The purpose of the aPCC-emicizumab safety study is to prospectively investigate the safety and hemostatic efficacy of a personalized dose of aPCC in children and adults with hemophilia A and inhibitors on emicizumab prophylaxis during acute bleeding events or prior to procedures.
Eligibility
Inclusion Criteria:
- Moderately severe hemophilia A, defined as FVIII level <0.02 IU/mL in the central laboratory prior to development of an inhibitor
- Age ≥6 years of age at time of informed consent
- Documented on 2 occasions a high titer inhibitor (>5 BU/mL) with a 72-hour washout within 2 years of enrollment
- Parent/guardian (caregiver henceforth) or patient has provided written informed consent
- Adequate hematologic function (Hgb >8 g/dL and platelet count >100,000 µL)
- Adequate hepatic function (total bilirubin ≤1.5 x ULN and both AST/ALT ≤3x ULN at screening (excluding known Gilbert's)
- Adequate renal function (≤2.5 x ULN and CrCl ≥30 mL/min)
Exclusion Criteria:
- Inherited or acquired bleeding disorder other than hemophilia A excluding low VWF (>30% VWF:RCo or VWF:GP1bm)
- Previous or current treatment for thromboembolic disease or signs of thromboembolic disease (excluding previous resolved line associated thrombosis)
- Conditions that may increase risk of bleeding or thrombosis
- History of clinically significant hypersensitivity associated with monoclonal antibody therapies or components of the emicizumab injection
- Known HIV infection with CD4 count <200 cells/µL within 24 weeks prior to screening. Testing not required if <35 years of age.

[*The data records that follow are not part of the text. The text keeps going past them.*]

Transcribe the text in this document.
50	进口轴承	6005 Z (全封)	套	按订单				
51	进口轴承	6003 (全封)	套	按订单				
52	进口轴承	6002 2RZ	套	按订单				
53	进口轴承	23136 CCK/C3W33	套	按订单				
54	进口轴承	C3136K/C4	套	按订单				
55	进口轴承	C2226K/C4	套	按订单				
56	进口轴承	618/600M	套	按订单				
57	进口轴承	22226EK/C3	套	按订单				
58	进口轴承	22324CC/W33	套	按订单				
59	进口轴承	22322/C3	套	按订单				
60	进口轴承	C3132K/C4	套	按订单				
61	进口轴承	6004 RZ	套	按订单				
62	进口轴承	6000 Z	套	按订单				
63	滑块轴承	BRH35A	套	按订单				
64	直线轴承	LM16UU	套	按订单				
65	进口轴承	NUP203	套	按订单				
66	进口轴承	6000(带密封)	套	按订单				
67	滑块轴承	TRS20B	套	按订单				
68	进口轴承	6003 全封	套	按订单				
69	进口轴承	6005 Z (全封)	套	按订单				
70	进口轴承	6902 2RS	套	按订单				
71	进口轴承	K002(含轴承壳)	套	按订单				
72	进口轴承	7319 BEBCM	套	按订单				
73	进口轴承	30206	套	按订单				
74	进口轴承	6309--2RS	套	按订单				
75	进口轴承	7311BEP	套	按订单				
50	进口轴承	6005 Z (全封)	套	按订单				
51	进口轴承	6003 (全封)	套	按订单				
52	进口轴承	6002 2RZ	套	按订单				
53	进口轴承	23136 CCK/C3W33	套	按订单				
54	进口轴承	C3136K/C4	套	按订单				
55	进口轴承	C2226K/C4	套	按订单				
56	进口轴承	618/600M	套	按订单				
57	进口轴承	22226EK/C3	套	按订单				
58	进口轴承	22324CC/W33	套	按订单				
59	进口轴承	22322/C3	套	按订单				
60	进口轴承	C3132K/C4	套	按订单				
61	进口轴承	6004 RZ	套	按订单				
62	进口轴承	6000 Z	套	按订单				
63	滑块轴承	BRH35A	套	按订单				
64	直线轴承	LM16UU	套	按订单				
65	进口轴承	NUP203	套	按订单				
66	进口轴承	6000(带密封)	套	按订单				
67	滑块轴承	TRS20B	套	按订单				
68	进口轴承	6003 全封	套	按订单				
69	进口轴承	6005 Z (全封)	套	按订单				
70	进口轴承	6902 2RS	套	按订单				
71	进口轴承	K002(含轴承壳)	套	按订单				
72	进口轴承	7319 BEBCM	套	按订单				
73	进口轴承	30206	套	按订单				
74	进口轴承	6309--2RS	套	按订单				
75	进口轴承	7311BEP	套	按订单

- Use of systemic immunomodulators at enrollment or planned use during the study
- Participants who are at high risk for TMA (for example, have a previous medical/family history of TMA), in the investigator's judgment
- Concurrent disease, treatment, or abnormality in clinical laboratory tests that could interfere with the conduct of the study, may pose additional risk, or would, in the opinion of the investigator, preclude the participant's safe participation in and completion of the study
- Every effort will be made to include participants that are considering minor and major procedures over the next 2 years to capture this important data with the goal of 10 procedures.